The demand has been so great that buildings reserve in advance their top floors for this purpose. The proposal of vertiports is to create a hub of connectivity between the area where they will be installed and the rest of the city. They will serve as logistics points for product distribution and reception of passengers and promise to add to the building a value that goes well beyond the use of the landing platform for the personal benefit of the building’s residents. Busy air traffic in cities seems to be a reality closer than one might think.

The above examples are proof of an increasingly disputed, and in that same measure, more valuable urban space. Giving a new economic use to a portion of a previously unused property, in addition to adding value to the property, intensifies the fulfillment of its social function as an integral part of an ordered city.

This concept is in no way alien to the Brazilian legal system, which, through Law No. 13,465/2017 (previously covered by Presidential Decree No. 759/2016), definitively regulated the property rights of top floors (slab right), a type of surface right intended to legalize irregular settlements due to the numerous cases of informal housing in urban centers in Brazil and the evident need to attribute value to these properties as a measure to integrate them into the formal city.

The slab right imposes a in rem right to the level that puts over or under a base construction by opening a separate enrollment in the real estate registry, which allows the owner of the slab, for example, to offer it as a guarantee for a line of credit. The new property will have an individualized registration with the city government and, with this, it must collect taxes and submit plans for municipal approval, thus becoming a computable area in the records of the municipality and subject to urban administrative rules and planning guidelines. Thus, due to its regularization, the new property-slab becomes more secure and has greater market value, generating a gain for all agents involved: the owner/taxpayer, the municipal power, and society as a whole.

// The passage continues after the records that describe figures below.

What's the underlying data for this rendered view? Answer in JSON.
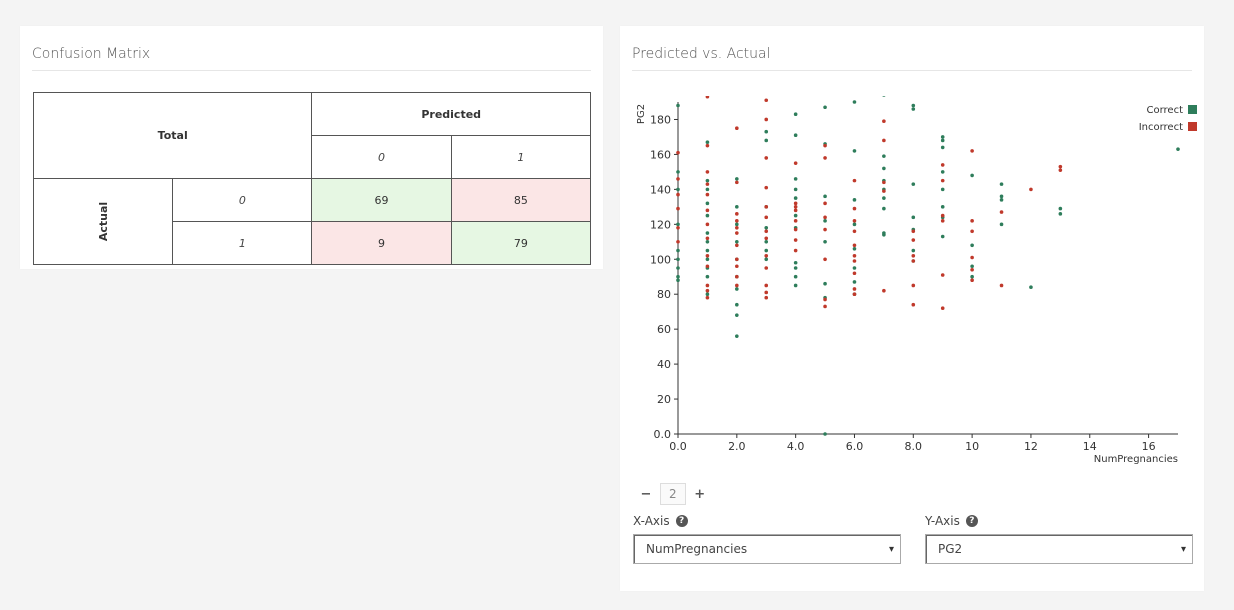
{
  "confusion": {
    "title": "Confusion Matrix",
    "total_label": "Total",
    "predicted_label": "Predicted",
    "actual_label": "Actual",
    "predicted_classes": [
      "0",
      "1"
    ],
    "actual_classes": [
      "0",
      "1"
    ],
    "cells": [
      [
        "69",
        "85"
      ],
      [
        "9",
        "79"
      ]
    ]
  },
  "scatter": {
    "title": "Predicted vs. Actual",
    "legend_correct": "Correct",
    "legend_incorrect": "Incorrect",
    "colors": {
      "correct": "#2e7d5b",
      "incorrect": "#c0392b"
    },
    "zoom": {
      "minus": "−",
      "value": "2",
      "plus": "+"
    },
    "x_axis_label": "X-Axis",
    "y_axis_label": "Y-Axis",
    "x_axis_value": "NumPregnancies",
    "y_axis_value": "PG2"
  },
  "chart_data": {
    "type": "scatter",
    "xlabel": "NumPregnancies",
    "ylabel": "PG2",
    "xlim": [
      0,
      17
    ],
    "ylim": [
      0,
      190
    ],
    "xticks": [
      "0.0",
      "2.0",
      "4.0",
      "6.0",
      "8.0",
      "10",
      "12",
      "14",
      "16"
    ],
    "yticks": [
      "0.0",
      "20",
      "40",
      "60",
      "80",
      "100",
      "120",
      "140",
      "160",
      "180"
    ],
    "series": [
      {
        "name": "Correct",
        "points": [
          [
            0,
            188
          ],
          [
            0,
            150
          ],
          [
            0,
            140
          ],
          [
            0,
            120
          ],
          [
            0,
            105
          ],
          [
            0,
            100
          ],
          [
            0,
            95
          ],
          [
            0,
            90
          ],
          [
            0,
            88
          ],
          [
            1,
            167
          ],
          [
            1,
            145
          ],
          [
            1,
            140
          ],
          [
            1,
            132
          ],
          [
            1,
            125
          ],
          [
            1,
            115
          ],
          [
            1,
            110
          ],
          [
            1,
            105
          ],
          [
            1,
            100
          ],
          [
            1,
            95
          ],
          [
            1,
            90
          ],
          [
            1,
            80
          ],
          [
            2,
            197
          ],
          [
            2,
            146
          ],
          [
            2,
            130
          ],
          [
            2,
            120
          ],
          [
            2,
            110
          ],
          [
            2,
            100
          ],
          [
            2,
            90
          ],
          [
            2,
            83
          ],
          [
            2,
            74
          ],
          [
            2,
            68
          ],
          [
            2,
            56
          ],
          [
            3,
            173
          ],
          [
            3,
            168
          ],
          [
            3,
            130
          ],
          [
            3,
            118
          ],
          [
            3,
            110
          ],
          [
            3,
            105
          ],
          [
            3,
            100
          ],
          [
            4,
            183
          ],
          [
            4,
            171
          ],
          [
            4,
            146
          ],
          [
            4,
            140
          ],
          [
            4,
            135
          ],
          [
            4,
            125
          ],
          [
            4,
            118
          ],
          [
            4,
            98
          ],
          [
            4,
            95
          ],
          [
            4,
            90
          ],
          [
            4,
            85
          ],
          [
            5,
            187
          ],
          [
            5,
            166
          ],
          [
            5,
            136
          ],
          [
            5,
            122
          ],
          [
            5,
            110
          ],
          [
            5,
            86
          ],
          [
            5,
            78
          ],
          [
            5,
            0
          ],
          [
            6,
            190
          ],
          [
            6,
            162
          ],
          [
            6,
            134
          ],
          [
            6,
            120
          ],
          [
            6,
            106
          ],
          [
            6,
            95
          ],
          [
            6,
            87
          ],
          [
            6,
            80
          ],
          [
            7,
            196
          ],
          [
            7,
            194
          ],
          [
            7,
            159
          ],
          [
            7,
            152
          ],
          [
            7,
            145
          ],
          [
            7,
            140
          ],
          [
            7,
            135
          ],
          [
            7,
            129
          ],
          [
            7,
            115
          ],
          [
            7,
            114
          ],
          [
            8,
            197
          ],
          [
            8,
            188
          ],
          [
            8,
            186
          ],
          [
            8,
            143
          ],
          [
            8,
            124
          ],
          [
            8,
            117
          ],
          [
            8,
            105
          ],
          [
            8,
            99
          ],
          [
            9,
            170
          ],
          [
            9,
            168
          ],
          [
            9,
            164
          ],
          [
            9,
            150
          ],
          [
            9,
            140
          ],
          [
            9,
            130
          ],
          [
            9,
            124
          ],
          [
            9,
            113
          ],
          [
            10,
            148
          ],
          [
            10,
            108
          ],
          [
            10,
            96
          ],
          [
            10,
            90
          ],
          [
            11,
            143
          ],
          [
            11,
            136
          ],
          [
            11,
            134
          ],
          [
            11,
            120
          ],
          [
            12,
            84
          ],
          [
            13,
            129
          ],
          [
            13,
            126
          ],
          [
            17,
            163
          ]
        ]
      },
      {
        "name": "Incorrect",
        "points": [
          [
            0,
            161
          ],
          [
            0,
            146
          ],
          [
            0,
            137
          ],
          [
            0,
            129
          ],
          [
            0,
            118
          ],
          [
            0,
            110
          ],
          [
            1,
            193
          ],
          [
            1,
            165
          ],
          [
            1,
            150
          ],
          [
            1,
            143
          ],
          [
            1,
            137
          ],
          [
            1,
            128
          ],
          [
            1,
            120
          ],
          [
            1,
            112
          ],
          [
            1,
            102
          ],
          [
            1,
            96
          ],
          [
            1,
            85
          ],
          [
            1,
            82
          ],
          [
            1,
            78
          ],
          [
            2,
            175
          ],
          [
            2,
            144
          ],
          [
            2,
            126
          ],
          [
            2,
            122
          ],
          [
            2,
            118
          ],
          [
            2,
            115
          ],
          [
            2,
            108
          ],
          [
            2,
            100
          ],
          [
            2,
            96
          ],
          [
            2,
            90
          ],
          [
            2,
            85
          ],
          [
            3,
            191
          ],
          [
            3,
            180
          ],
          [
            3,
            158
          ],
          [
            3,
            141
          ],
          [
            3,
            130
          ],
          [
            3,
            124
          ],
          [
            3,
            116
          ],
          [
            3,
            112
          ],
          [
            3,
            102
          ],
          [
            3,
            95
          ],
          [
            3,
            85
          ],
          [
            3,
            81
          ],
          [
            3,
            78
          ],
          [
            4,
            155
          ],
          [
            4,
            132
          ],
          [
            4,
            130
          ],
          [
            4,
            128
          ],
          [
            4,
            122
          ],
          [
            4,
            117
          ],
          [
            4,
            111
          ],
          [
            4,
            105
          ],
          [
            5,
            165
          ],
          [
            5,
            158
          ],
          [
            5,
            132
          ],
          [
            5,
            124
          ],
          [
            5,
            117
          ],
          [
            5,
            100
          ],
          [
            5,
            77
          ],
          [
            5,
            73
          ],
          [
            6,
            145
          ],
          [
            6,
            129
          ],
          [
            6,
            122
          ],
          [
            6,
            116
          ],
          [
            6,
            108
          ],
          [
            6,
            102
          ],
          [
            6,
            99
          ],
          [
            6,
            92
          ],
          [
            6,
            83
          ],
          [
            6,
            80
          ],
          [
            7,
            179
          ],
          [
            7,
            168
          ],
          [
            7,
            144
          ],
          [
            7,
            139
          ],
          [
            7,
            82
          ],
          [
            8,
            116
          ],
          [
            8,
            111
          ],
          [
            8,
            102
          ],
          [
            8,
            99
          ],
          [
            8,
            85
          ],
          [
            8,
            74
          ],
          [
            9,
            154
          ],
          [
            9,
            145
          ],
          [
            9,
            125
          ],
          [
            9,
            122
          ],
          [
            9,
            91
          ],
          [
            9,
            72
          ],
          [
            10,
            162
          ],
          [
            10,
            122
          ],
          [
            10,
            116
          ],
          [
            10,
            101
          ],
          [
            10,
            94
          ],
          [
            10,
            88
          ],
          [
            11,
            127
          ],
          [
            11,
            85
          ],
          [
            12,
            140
          ],
          [
            13,
            153
          ],
          [
            13,
            151
          ]
        ]
      }
    ]
  }
}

Excepting here the possible legal comments on the system, the slab right serves as a tool for the owner of a property to individualize its slab for use, without the law restricting the form or purpose of that use. The legal provision also establishes that the owner may individualize the slab over its property, even when keeping the title thereto. So it is possible that the owner of the slab and the base-construction be the same person.

Now, would not the system also work as a way of generating value in the above examples of use? Would it be possible to think of the slab right as an accelerator of opportunities in this current scenario of new demands and dynamic solutions?

Undoubtedly, a great obstacle to bringing this into effect arises from the actual operation of the slab right. A priori, the slab must have access independent of the base construction, have its usage plan submitted for municipal approval, and its taxpayer individualized. For its institution, it also depends on the granting of a public deed, collection of transfer tax, and recording in the respective enrollment of the base-construction property. In the case of a recent creation, the real estate registrars still have little familiarity with them, in addition to divergent and non-consolidated understandings regarding the requirements for their registration, which gives rise to a subjective approach on the occasions in which slab rights are effectively created.

A long path still needs to be walked for the slab right to serve as an effective tool. Nevertheless, the creation of a law governing this modality alone evidences a change of mindset regarding the use of urban space and the importance of having this urban space be integrated into the formal city.

This approach is a no-return path. We live in the era of density, verticality, and growing concern with the sustainability of the urban environment. Enabling life in these centers necessarily requires meeting new demands, sometimes through innovative and multidisciplinary measures, which may be promoted to the status of "solutions" only when their implementation is economically viable. It is to be concluded that as important as thinking up solutions for the urban demands of the present time is the development of tools able to put into operation the model of the city that we want to build.